Chapter 39

5.6K 681 44
                                    

"Kenapa kamu nangis?" Tanya Yuki keheranan.

Entah sudah berapa lama ia tertidur, karena ketika melirik keluar jendela, disana sudah gelap. Apalagi, selagi menoleh, William sedang menunduk terisak.

William yang sedang terisak menunduk kebawah, langsung menyeka air matanya, terpaksa senyum kehadapan Yuki.
"Aku nggak apa-apa."

Yuki berusaha duduk dari tidurnya, tangan William langsung membantu Yuki yang sedang kesusahan.

Jelas sekali, pertama bertemu di sekolah, wajah Will sumringah senang. Namun sekarang, berubah dengan sekejap mata.

Apa yang membuat William menangis? Setahunya, Yuki hanya pernah melihat Will menangis satu kali. Itupun saat ia membantu mendirikan gubuknya, ketika Yuki merincikan bagaimana ia bisa sampai disini dari kampung ke kota besar.

Dengan tangan yang memegang palu menancapkan paku kebelakang pintu, Will mendadak terisak. Alasannya ia tidak sengaja memukul jempolnya dengan palu tersebut.

Dan ini, kali kedua Yuki melihat William menangis, meskipun Will membantah. Namun, bekas tangisan digaris wajah dan matanya yang berubah kemerahan menjadi penguat besar, bahwa William sudah menangis beberapa saat yang lalu.

"Apa Yuki pusing!?" Tanya Will, menyentuh keningnya.

Yuki mengangguk. "Sedikit."

"Kalau begitu, kamu tinggal beberapa hari disini. Untuk memulihkan rasa pusingmu." Kata William duduk.

Ini adalah pertama kalinya William membujuk Yuki untuk inap dirumah sakit.

"Pukul berapa sekarang?" Jawab Yuki mengalihkan pembicaraan, mungkin dengan sengaja.

"Pukul tujuh malam, kamu lapar? Aku akan belikan beber....

"Aku harus pulang." Yuki melompat dari ranjang pasien.

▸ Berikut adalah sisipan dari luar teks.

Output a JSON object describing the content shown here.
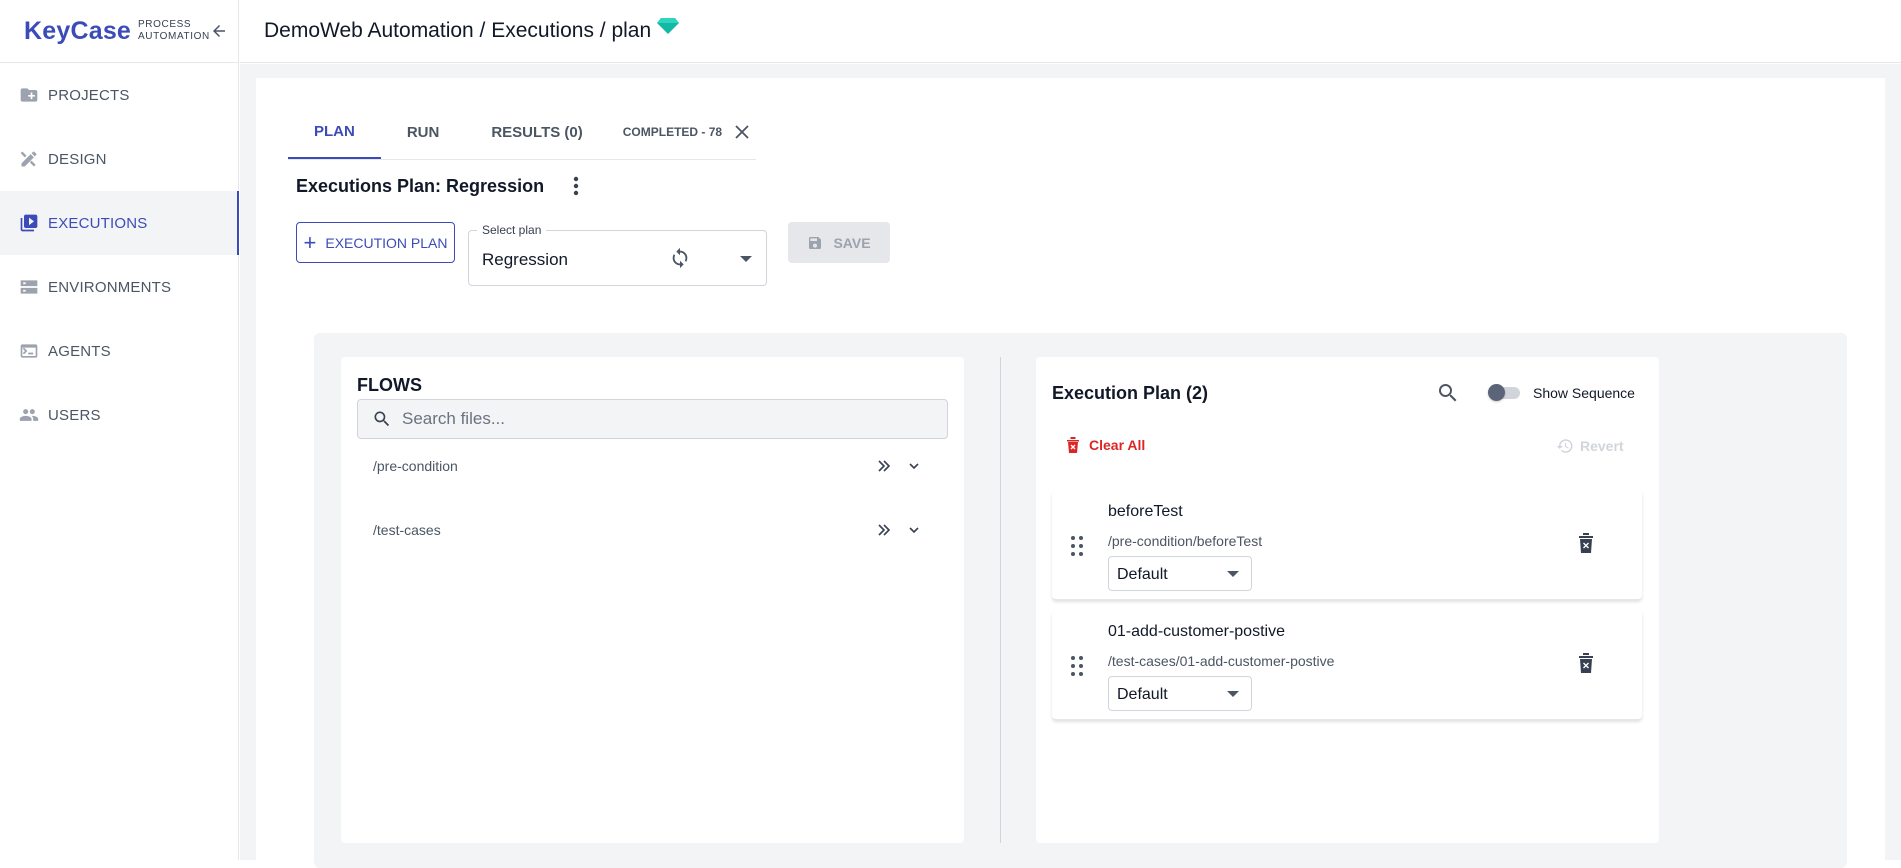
{
  "brand": {
    "name": "KeyCase",
    "sub_line1": "PROCESS",
    "sub_line2": "AUTOMATION"
  },
  "sidebar": {
    "items": [
      {
        "label": "PROJECTS",
        "icon": "folder-plus-icon",
        "active": false
      },
      {
        "label": "DESIGN",
        "icon": "design-tools-icon",
        "active": false
      },
      {
        "label": "EXECUTIONS",
        "icon": "play-library-icon",
        "active": true
      },
      {
        "label": "ENVIRONMENTS",
        "icon": "server-icon",
        "active": false
      },
      {
        "label": "AGENTS",
        "icon": "terminal-icon",
        "active": false
      },
      {
        "label": "USERS",
        "icon": "people-icon",
        "active": false
      }
    ]
  },
  "header": {
    "breadcrumb": "DemoWeb Automation / Executions / plan",
    "gem_icon": "diamond-icon",
    "gem_color": "#14b8a6"
  },
  "tabs": {
    "items": [
      "PLAN",
      "RUN",
      "RESULTS (0)"
    ],
    "active": "PLAN",
    "completed_label": "COMPLETED - 78"
  },
  "plan": {
    "title": "Executions Plan: Regression",
    "new_button": "EXECUTION PLAN",
    "select_label": "Select plan",
    "select_value": "Regression",
    "save_button": "SAVE"
  },
  "flows": {
    "title": "FLOWS",
    "search_placeholder": "Search files...",
    "folders": [
      "/pre-condition",
      "/test-cases"
    ]
  },
  "execution_plan": {
    "title": "Execution Plan (2)",
    "toggle_label": "Show Sequence",
    "toggle_on": false,
    "clear_all": "Clear All",
    "revert": "Revert",
    "items": [
      {
        "name": "beforeTest",
        "path": "/pre-condition/beforeTest",
        "env": "Default"
      },
      {
        "name": "01-add-customer-postive",
        "path": "/test-cases/01-add-customer-postive",
        "env": "Default"
      }
    ]
  },
  "colors": {
    "accent": "#3b4cb8",
    "danger": "#dc2626",
    "muted": "#9ca3af"
  }
}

"Ada jarum infus ditangan kananmu." Kata William tegas menekan tubuh Yuki untuk kembali tidur.

Siapa sangka? Yuki malah mencabut paksa seluruh jarum yang menancap, menyebabkan darah keluar dari tangannya. Ia bahkan mendorong tabung labu yang berisi cairan infusan menjauh.

"Aldo menungguku, siapa yang menyuruh kamu buat bisa menancapkan jarum infusan itu?"
Ucap Yuki sedikit berteriak, ia mengambil beberapa langkah menjauhi William.

Sebenarnya, Yuki tidak ingin marah kepada William, ini adalah pertemuan pertama mereka setelah dua tahun terpisah. Juga, William adalah lelaki kedua yang Yuki cintai setelah Kakeknya. Namun, hari ini, Will bertingkah aneh. Biasanya, dia juga akan membantu Yuki agar menolak ajakan dari dr.Hans. Sekarang, Yuki juga melihat, bahwa pakaian yang ia kenakan adalah pakaian khusus pasien.

Siapa yang telah menyetujuinya?

Siapa yang ingin mengganti pakaian sialan ini?

Yuki justru sangat takut.

Setiap kali ia masuk kedalam rumah sakit, ia semakin gemetar.

Setiap kali ia bertemu dengan dr.Hans, Yuki selalu merasa bahwa keesokannya dia akan tiada.

Yuki selalu ketakutan ketika berada disini, apalagi sekarang sudah memakai pakaian pasien ini.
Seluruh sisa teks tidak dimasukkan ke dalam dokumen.